The results reported in this study, based on laboratory analyses of field water samples and multi-spectral satellite observations of dredge plumes and surrounding waters, are promising, as they showed that dredge plumes have a distinct spectral signature, especially at short visible wavelengths, compared to naturally turbid waters. This at least partly results from the rather spectrally flat light absorption coefficient of non-algal particles predominant in dredging plumes, which favor higher and lower water reflectance values, respectively, at short (400–500 nm) and near-infrared (700–900 nm) wavelengths compared to naturally turbid waters. These findings should help develop a robust algorithm to identify and map dredge plumes in coastal waters using satellite imagery.

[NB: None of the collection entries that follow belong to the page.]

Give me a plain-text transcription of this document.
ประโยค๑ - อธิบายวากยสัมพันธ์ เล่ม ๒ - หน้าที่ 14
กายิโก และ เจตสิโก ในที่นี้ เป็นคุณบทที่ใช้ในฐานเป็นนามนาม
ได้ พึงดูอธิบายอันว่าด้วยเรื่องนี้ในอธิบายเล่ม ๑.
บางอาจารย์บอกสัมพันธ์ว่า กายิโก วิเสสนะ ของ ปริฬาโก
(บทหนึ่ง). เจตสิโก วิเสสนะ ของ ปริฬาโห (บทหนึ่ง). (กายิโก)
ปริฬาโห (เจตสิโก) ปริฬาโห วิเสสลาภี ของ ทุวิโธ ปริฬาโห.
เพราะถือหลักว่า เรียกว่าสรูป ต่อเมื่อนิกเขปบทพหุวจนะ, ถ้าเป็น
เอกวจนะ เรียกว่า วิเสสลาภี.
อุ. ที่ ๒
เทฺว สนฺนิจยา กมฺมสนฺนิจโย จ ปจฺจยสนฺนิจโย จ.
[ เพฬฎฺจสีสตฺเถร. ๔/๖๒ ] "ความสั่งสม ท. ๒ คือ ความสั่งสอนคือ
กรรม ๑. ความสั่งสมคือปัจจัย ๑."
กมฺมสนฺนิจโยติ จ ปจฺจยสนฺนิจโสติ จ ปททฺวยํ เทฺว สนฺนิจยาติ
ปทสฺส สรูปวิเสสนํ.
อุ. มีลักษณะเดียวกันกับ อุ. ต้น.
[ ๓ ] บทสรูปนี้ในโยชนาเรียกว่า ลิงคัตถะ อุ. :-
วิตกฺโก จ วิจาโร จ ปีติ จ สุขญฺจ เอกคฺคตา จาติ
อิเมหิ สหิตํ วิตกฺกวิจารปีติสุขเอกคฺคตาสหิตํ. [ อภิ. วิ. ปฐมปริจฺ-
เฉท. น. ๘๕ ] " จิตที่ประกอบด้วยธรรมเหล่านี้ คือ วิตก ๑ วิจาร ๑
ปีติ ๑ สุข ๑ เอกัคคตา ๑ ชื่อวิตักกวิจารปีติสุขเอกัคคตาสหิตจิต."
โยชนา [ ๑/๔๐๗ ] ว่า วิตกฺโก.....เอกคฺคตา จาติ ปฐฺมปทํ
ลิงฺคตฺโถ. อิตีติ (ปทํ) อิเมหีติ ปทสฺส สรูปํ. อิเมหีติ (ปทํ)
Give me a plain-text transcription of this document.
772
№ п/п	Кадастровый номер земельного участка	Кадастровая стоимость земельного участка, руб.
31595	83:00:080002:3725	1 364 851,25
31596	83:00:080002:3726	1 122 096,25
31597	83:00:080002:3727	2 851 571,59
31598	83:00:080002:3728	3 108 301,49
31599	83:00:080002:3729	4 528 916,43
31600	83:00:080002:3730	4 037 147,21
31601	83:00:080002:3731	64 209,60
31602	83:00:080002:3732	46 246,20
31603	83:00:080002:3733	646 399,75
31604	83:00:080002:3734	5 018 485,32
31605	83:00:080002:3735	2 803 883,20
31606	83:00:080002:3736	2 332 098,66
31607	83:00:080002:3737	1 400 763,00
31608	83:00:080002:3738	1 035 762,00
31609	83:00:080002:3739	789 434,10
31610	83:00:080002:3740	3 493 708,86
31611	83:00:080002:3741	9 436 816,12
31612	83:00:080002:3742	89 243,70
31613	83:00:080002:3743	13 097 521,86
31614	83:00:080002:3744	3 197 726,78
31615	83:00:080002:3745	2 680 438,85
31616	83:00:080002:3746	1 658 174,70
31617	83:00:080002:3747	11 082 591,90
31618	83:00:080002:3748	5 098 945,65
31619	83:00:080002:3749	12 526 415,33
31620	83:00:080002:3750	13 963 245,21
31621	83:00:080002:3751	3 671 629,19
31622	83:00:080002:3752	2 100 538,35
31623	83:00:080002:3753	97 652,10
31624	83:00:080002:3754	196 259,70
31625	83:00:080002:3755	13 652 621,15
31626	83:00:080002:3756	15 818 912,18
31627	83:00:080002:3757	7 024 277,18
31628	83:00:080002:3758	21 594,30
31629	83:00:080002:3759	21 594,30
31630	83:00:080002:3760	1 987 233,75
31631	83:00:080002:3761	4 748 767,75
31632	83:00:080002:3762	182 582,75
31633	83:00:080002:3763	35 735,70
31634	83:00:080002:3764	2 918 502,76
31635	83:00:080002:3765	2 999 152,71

Our study has highlighted how different the biogeochemical and optical properties of suspended particles can be from one site to another, notably depending on dredging techniques (e.g., see the differences highlighted in Figure A3), as it could be expected from the initial literature review, which pointed out the wide diversity in size distribution and composition of particles in suspension in dredging plumes (see end of Section 1). Dredging plumes are heterogeneous areas characterized by intense flocculation processes, resulting in strong variations in particle size distribution and, thus, optical signatures. Field measurements of the hyperspectral aquatic reflectance onboard dredging ships would help better characterize how these strong variations in particle size and composition impact water optical properties.